June 13, 2013|By Doyle McManus
  • U.S. officials said Thursday that the Obama administration has concluded that Syrian President Bashar Assad's regime has used chemical weapons against the opposition seeking to overthrow him, crossing what President Obama called a 'red line.'
U.S. officials said Thursday that the Obama administration has concluded… (Pablo Martinez Monsivais…)

Rarely has a military escalation been so exquisitely gradual.

President Obama has been calling for Syria’s President Bashar Assad to surrender power for almost two years. Last year, he proclaimed a “red line,” a prohibition against the use of chemical weapons, and then watched as Assad crossed it. This spring, his administration watched as thousands of Iranian and Lebanese Hezbollah troops came to Assad’s aid and overran key rebel positions.

Inside the Obama administration, some -- including both Secretary of State John F. Kerry and his predecessor, Hillary Clinton -- advocated military aid to the opposition. In Congress, others, including Sen. John McCain (R-Ariz.), advocated more direct military action, including the imposition of a no-fly zone against Syria’s air force.

But on Thursday, when the White House announced that it had finally concluded that Syria had indeed crossed its red line and used sarin gas, the measures it announced in response were finely calibrated.

“The president has made a decision about providing increased support to the opposition … and that includes military support,” national security aide Ben Rhodes told reporters.

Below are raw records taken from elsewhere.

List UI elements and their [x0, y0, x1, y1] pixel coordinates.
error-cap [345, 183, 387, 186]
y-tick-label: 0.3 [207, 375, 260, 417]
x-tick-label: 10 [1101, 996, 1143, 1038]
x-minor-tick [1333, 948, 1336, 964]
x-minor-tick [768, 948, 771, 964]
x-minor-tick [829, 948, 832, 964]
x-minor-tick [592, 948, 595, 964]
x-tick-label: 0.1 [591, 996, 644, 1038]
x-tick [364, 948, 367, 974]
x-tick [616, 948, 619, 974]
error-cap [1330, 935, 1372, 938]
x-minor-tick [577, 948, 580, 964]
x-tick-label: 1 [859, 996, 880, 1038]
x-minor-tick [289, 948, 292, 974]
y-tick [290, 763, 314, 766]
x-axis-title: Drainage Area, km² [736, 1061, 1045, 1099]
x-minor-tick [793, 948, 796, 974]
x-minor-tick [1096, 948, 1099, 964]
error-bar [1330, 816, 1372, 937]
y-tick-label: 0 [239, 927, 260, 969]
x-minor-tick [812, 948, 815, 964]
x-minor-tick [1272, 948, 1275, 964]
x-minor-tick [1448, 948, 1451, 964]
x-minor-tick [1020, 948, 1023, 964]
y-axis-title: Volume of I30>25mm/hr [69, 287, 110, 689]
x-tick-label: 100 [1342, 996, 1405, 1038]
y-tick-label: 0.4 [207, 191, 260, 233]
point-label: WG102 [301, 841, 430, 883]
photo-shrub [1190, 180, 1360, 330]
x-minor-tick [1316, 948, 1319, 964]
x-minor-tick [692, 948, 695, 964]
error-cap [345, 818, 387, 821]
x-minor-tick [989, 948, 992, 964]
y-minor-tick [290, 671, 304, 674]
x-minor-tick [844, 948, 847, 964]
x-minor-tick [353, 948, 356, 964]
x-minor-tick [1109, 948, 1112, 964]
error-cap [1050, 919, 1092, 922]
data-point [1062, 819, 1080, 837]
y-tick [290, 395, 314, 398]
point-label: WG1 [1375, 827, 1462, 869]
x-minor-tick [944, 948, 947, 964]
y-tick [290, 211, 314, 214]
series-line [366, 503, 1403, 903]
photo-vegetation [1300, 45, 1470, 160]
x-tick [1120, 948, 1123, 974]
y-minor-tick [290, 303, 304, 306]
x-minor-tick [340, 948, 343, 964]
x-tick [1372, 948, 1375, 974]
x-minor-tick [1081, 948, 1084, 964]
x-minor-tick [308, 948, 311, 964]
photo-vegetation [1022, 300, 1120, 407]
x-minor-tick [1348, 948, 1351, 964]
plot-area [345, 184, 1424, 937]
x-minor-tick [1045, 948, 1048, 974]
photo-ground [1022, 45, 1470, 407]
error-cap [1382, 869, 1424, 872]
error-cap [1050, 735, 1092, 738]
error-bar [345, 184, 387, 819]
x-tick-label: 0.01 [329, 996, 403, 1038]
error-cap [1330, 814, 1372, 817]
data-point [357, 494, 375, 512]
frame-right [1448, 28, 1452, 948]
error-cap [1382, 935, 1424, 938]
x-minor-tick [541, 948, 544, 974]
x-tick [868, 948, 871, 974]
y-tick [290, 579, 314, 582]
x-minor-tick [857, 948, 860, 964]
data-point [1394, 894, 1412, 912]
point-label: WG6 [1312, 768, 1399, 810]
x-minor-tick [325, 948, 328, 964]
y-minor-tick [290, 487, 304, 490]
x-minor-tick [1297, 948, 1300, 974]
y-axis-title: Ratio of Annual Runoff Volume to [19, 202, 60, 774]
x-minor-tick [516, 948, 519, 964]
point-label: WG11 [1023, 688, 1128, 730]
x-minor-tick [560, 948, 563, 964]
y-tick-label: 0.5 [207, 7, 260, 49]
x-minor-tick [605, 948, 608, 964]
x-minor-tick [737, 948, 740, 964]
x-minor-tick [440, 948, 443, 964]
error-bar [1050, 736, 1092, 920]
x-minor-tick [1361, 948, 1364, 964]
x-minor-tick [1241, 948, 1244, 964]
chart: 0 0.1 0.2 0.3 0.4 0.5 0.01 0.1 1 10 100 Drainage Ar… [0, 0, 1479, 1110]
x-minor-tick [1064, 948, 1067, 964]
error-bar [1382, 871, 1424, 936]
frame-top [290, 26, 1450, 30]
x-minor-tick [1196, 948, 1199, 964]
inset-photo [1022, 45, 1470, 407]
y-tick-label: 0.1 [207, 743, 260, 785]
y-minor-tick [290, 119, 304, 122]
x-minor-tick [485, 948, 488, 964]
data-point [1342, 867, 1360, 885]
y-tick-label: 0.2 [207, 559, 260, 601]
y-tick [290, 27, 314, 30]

But he refused to utter the word “weapons” or to provide any details of what the new aid will include, except to say that it will be “substantively different” and “responsive to the needs of the Syrian opposition.”

Rhodes added that Obama has definitively decided not to initiate any direct U.S. military action against Syria, including the imposition of a no-fly zone.

Why the reticence to announce more forceful steps?

There were hints that more specific measures may be announced soon, but Obama wanted to consult with leaders in Congress -- and, importantly, with the other leaders of the world’s big powers at a summit meeting next week -- before taking the next step.

One official suggested that the president hoped to use the prospect of increased aid as leverage to nudge Russia’s Vladimir Putin into bringing the Assad government toward ceasefire talks that Kerry has been trying to arrange in Geneva -- without much success, so far.

Rhodes noted that every proposal for increased aid had been subjected to the test of whether it would genuinely change the situation on the ground in Syria for the better; the no-fly zone was found wanting on that count, he said.

And Obama has been reluctant from the start to get more enmeshed in the Syrian quagmire, which promises no quick or easy end and conflicts with his larger aim of reducing U.S. military entanglements overseas.

But when the president announced in 2011 that Assad could not remain in power, he took a first step into the Syrian war with consequences he surely did not foresee. The escalation he agreed to this week was slow – too slow to McCain and other hawks. There will be critics on the other side, as well, who question why the United States has become enmeshed in Syria in the first place. But given Obama’s vocal support for the rebels, he faced an unpalatable choice.

And given the history of gradual escalations, he’s likely to face it again soon. Rhodes promised that if this week’s gingerly increase in aid did not succeed in changing the dynamic of the Syrian war, there would be yet more to come.